В иммиграции

«Не надо мудрости. Философии и штампов.
Все может быть легко и красиво».

С этой мыслью Иван Ерофеич расстегнул ширинку, намереваясь взяться за старое.
Но тут поясню читателю, даже не кто такой Иван Ерофеич, а кто такой Боря.

Лет двадцать пять назад, когда кошки по центральному телевидению выглядели не так ярко, родился Боря Шустин. Он жил последние вот уже семь с лишним лет с родителями в иммиграции.

Сегодня Боря готовился проститься с девственностью.

Мама, с которой он жил и портил этим отношения с женским полом, тщательно оберегала Борю от неожиданностей. Он, со своей стороны, жадно ждал, когда к маме из соседнего городка приедет тетя Зоя, и они отправятся за покупками.
Тогда он мог бодро сбежать из дома, движимый поиском своей половинки.
Удивительно, но Боря был прекрасен. Высокие скулы. Мужественный взгляд. Красивые, пугающие некогда советские органы госбезопасности, белоснежные зубы. И широкие, по-военному, плечи.

Боря был не похож ни на отца, щуплого Израиля Моисеевича, с которым он также жил в иммиграции, лавочника, работавшего когда-то в СССР инженером НИИ. Ни на дедушек со старых фотографий, выглядевших еще безнадежнее папы.

В кого пошел Боря, не понимала даже его мама, с каждым годом взросления сына становившаяся все более подозрительной к себе. Иногда она часами сидела на кресле, заставляя сына позировать ей на диване. Она смотрела на него задумчиво и загадочно, нежно закатывая глаза и тяжело вздыхая.

Борин папа и вовсе хворал, глядя на неудачного отпрыска, отгоняя неприятные мысли о возможных ошибках молодости супруги.

Год шел за годом, семья страдала. Переживал и Боря. За обедом он старался сутулиться, шмыгать носом и даже картавить.
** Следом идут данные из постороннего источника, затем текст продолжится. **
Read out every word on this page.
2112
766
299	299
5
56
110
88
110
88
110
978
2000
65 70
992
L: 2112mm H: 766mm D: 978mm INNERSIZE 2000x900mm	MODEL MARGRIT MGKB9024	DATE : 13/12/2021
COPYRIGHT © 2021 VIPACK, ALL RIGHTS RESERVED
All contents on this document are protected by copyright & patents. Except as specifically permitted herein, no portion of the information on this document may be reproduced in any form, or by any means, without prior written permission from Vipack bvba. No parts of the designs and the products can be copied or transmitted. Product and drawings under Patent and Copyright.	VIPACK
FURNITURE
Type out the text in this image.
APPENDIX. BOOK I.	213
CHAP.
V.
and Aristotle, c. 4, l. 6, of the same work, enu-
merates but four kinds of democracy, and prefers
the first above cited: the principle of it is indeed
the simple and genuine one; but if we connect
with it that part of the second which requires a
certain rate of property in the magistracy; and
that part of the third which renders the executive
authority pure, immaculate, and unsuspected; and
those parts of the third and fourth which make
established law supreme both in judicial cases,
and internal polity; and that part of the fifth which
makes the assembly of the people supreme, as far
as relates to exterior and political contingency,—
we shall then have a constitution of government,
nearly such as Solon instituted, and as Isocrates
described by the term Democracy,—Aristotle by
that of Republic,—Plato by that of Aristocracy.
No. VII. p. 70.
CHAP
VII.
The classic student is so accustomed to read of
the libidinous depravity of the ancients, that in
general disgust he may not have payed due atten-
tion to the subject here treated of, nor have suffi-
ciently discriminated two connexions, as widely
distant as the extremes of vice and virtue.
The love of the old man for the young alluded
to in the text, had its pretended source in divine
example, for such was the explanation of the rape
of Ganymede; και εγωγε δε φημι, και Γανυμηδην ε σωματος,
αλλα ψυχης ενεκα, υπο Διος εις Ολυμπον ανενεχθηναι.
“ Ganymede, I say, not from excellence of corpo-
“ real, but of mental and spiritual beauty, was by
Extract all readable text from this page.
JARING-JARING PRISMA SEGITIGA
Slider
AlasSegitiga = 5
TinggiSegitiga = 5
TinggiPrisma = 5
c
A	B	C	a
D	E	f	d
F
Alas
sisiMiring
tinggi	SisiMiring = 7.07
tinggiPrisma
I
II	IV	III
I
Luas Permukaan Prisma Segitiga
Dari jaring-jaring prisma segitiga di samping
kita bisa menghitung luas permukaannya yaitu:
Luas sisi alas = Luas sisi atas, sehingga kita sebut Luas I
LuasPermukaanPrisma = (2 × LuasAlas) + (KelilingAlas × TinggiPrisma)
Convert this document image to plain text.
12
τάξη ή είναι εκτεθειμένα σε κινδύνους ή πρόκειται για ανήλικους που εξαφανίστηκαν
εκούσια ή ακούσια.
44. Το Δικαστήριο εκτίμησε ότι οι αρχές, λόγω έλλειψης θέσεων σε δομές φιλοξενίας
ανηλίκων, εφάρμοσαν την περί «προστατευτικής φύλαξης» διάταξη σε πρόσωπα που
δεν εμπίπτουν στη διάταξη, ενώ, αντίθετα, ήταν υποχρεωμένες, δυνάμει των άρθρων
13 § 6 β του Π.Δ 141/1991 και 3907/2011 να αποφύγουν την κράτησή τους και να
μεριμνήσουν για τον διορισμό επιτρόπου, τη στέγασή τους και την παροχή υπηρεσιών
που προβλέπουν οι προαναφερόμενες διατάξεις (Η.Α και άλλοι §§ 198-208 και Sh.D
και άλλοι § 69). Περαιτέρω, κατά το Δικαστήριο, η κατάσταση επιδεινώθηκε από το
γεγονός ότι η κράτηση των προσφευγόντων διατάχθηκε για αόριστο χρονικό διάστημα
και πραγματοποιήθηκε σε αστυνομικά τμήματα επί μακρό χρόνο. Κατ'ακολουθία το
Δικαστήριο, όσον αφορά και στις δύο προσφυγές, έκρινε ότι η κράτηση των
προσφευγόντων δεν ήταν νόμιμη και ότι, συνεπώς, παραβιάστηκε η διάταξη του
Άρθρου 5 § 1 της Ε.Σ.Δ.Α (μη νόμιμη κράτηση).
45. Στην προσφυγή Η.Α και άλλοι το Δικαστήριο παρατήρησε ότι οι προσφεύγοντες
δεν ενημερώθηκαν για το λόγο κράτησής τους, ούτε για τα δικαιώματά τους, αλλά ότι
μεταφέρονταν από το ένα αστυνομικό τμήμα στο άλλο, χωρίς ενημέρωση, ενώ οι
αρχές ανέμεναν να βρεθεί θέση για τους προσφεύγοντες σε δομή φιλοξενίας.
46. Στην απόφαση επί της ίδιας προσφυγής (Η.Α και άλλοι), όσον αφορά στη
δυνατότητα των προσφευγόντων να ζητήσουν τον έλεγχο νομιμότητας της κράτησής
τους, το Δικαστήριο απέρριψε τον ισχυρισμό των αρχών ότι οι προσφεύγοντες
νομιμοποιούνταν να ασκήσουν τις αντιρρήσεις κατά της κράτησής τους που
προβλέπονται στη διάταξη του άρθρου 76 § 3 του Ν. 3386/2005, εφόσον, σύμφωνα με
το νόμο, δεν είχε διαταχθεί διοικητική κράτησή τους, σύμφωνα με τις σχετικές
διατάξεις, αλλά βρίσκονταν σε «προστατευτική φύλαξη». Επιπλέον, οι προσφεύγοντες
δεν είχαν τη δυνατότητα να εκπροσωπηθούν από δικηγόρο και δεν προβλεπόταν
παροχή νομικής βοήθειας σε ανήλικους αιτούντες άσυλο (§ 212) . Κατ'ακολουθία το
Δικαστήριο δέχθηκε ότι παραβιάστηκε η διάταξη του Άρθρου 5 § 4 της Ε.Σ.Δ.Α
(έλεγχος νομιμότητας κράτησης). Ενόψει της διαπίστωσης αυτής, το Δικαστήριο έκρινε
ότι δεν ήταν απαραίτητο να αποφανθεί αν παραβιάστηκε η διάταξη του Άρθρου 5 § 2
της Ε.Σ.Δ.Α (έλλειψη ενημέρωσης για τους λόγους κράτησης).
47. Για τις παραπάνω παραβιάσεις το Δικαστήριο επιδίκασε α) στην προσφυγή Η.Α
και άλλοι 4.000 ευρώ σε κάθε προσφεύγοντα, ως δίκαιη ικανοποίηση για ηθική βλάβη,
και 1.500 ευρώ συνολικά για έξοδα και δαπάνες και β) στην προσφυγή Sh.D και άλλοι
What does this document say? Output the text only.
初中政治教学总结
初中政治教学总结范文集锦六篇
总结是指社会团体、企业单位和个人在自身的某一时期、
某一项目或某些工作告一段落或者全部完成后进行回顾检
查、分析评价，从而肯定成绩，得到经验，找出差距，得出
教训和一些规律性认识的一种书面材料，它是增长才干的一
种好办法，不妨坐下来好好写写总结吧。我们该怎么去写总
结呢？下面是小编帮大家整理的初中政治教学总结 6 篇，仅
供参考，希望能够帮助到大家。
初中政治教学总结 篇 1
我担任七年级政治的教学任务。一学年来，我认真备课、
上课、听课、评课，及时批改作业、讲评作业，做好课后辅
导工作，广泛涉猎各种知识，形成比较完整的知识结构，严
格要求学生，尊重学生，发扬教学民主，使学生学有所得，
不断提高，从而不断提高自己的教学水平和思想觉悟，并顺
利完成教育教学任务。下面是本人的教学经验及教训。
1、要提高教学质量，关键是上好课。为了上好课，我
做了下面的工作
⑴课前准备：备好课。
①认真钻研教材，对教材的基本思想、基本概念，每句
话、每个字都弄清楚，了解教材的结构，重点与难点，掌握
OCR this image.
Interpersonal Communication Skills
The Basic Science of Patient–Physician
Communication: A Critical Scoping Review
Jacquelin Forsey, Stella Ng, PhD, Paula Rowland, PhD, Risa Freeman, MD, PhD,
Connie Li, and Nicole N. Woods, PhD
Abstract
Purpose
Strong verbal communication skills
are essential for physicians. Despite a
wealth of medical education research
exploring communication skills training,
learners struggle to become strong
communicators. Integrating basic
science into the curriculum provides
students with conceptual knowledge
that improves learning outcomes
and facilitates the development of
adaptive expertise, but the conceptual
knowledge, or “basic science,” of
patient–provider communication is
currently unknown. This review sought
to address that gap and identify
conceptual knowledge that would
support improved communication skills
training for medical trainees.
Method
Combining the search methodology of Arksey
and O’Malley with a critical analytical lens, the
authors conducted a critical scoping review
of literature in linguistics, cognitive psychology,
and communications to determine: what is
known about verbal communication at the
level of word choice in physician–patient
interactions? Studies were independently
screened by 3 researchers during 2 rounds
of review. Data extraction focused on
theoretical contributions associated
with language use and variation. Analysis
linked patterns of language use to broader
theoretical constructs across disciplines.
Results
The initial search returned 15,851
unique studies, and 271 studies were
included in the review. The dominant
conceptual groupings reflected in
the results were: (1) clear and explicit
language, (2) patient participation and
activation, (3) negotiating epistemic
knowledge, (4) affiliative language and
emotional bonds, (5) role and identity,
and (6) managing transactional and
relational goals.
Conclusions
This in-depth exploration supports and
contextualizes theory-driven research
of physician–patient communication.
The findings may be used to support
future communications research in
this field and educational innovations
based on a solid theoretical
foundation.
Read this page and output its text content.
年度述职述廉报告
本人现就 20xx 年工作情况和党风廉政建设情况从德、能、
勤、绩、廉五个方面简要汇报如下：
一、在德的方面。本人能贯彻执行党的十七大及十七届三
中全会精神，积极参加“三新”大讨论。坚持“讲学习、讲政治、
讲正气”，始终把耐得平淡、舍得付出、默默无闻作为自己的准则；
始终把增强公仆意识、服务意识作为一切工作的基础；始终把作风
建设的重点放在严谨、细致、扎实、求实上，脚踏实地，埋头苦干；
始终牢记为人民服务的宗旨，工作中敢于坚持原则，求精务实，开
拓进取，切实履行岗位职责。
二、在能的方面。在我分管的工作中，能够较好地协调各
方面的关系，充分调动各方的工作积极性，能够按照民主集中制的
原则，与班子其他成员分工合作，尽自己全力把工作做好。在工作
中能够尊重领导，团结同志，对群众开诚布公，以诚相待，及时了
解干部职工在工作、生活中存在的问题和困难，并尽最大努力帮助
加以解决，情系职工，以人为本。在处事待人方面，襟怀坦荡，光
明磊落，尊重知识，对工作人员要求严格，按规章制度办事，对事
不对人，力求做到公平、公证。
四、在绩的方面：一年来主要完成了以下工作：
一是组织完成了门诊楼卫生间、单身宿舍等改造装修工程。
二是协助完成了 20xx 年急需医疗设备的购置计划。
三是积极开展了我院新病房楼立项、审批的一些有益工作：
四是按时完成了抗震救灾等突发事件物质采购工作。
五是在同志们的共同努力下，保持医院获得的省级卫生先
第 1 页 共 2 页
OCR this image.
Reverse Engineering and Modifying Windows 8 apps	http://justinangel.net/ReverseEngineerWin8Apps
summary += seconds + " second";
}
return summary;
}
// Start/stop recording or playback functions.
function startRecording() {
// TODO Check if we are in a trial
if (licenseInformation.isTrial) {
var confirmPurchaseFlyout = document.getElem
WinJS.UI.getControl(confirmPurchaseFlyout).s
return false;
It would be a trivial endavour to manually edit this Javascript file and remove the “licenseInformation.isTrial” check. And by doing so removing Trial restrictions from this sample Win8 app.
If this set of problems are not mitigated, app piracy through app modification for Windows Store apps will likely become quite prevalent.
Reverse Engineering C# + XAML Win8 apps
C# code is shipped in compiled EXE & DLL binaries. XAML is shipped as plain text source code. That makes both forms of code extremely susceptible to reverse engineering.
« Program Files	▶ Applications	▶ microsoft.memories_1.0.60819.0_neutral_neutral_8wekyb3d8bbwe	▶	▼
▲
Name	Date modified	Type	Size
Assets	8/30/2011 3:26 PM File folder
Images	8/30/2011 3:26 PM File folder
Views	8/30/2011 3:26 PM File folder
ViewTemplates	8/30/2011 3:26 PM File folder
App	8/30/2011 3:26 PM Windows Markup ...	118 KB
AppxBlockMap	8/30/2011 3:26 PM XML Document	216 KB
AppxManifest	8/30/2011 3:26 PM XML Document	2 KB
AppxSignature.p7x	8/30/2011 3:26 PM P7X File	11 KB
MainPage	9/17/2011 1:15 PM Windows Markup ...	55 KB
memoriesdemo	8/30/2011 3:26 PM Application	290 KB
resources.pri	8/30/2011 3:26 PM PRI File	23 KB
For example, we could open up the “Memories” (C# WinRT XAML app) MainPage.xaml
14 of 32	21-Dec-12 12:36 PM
Хотя ни одного из этих породистых недугов у родителя не наблюдалось. Это выглядело смешно со стороны и подозрительно для папы. Израиль Моисеевич молча переводил взгляд с сына на жену. А с нее  на фотографии предков на стенах. Мысленно произнося в голове их имена и отчества, Израиль Моисеевич формировал внутри себя обиду, точившую его изо дня в день.
Без аппетита обедав, он каждый раз поднимался из-за стола и произносил одну и ту же фразу: «Спасибо за наш семейный обед».
Он произносил ее с таким очевидным вторым смыслом, что мама тут же вскакивала из-за стола, и начинала судорожно собирать посуду в мойку.
Боря же, тихо вставал, откашливался, и уходил к себе.

Так шли годы.
Пока Боря не встретил Антонину.
Девушку молодую, яркую, с полным набором хромосомных доказательств совместимости с Борей.

Антонина была при этом детдомовской. Никто не знал ее родителей, имя же ей дала нянечка, случайно, будто что-то вспомнив, или разглядев ребенка.
Боря и Антонина встречались уже год. Они деликатно познакомились с родителями Бори, чем вызвали у мамы притворный сердечный приступ, а у Израиля Моисеевича трехдневную необъяснимую изжогу.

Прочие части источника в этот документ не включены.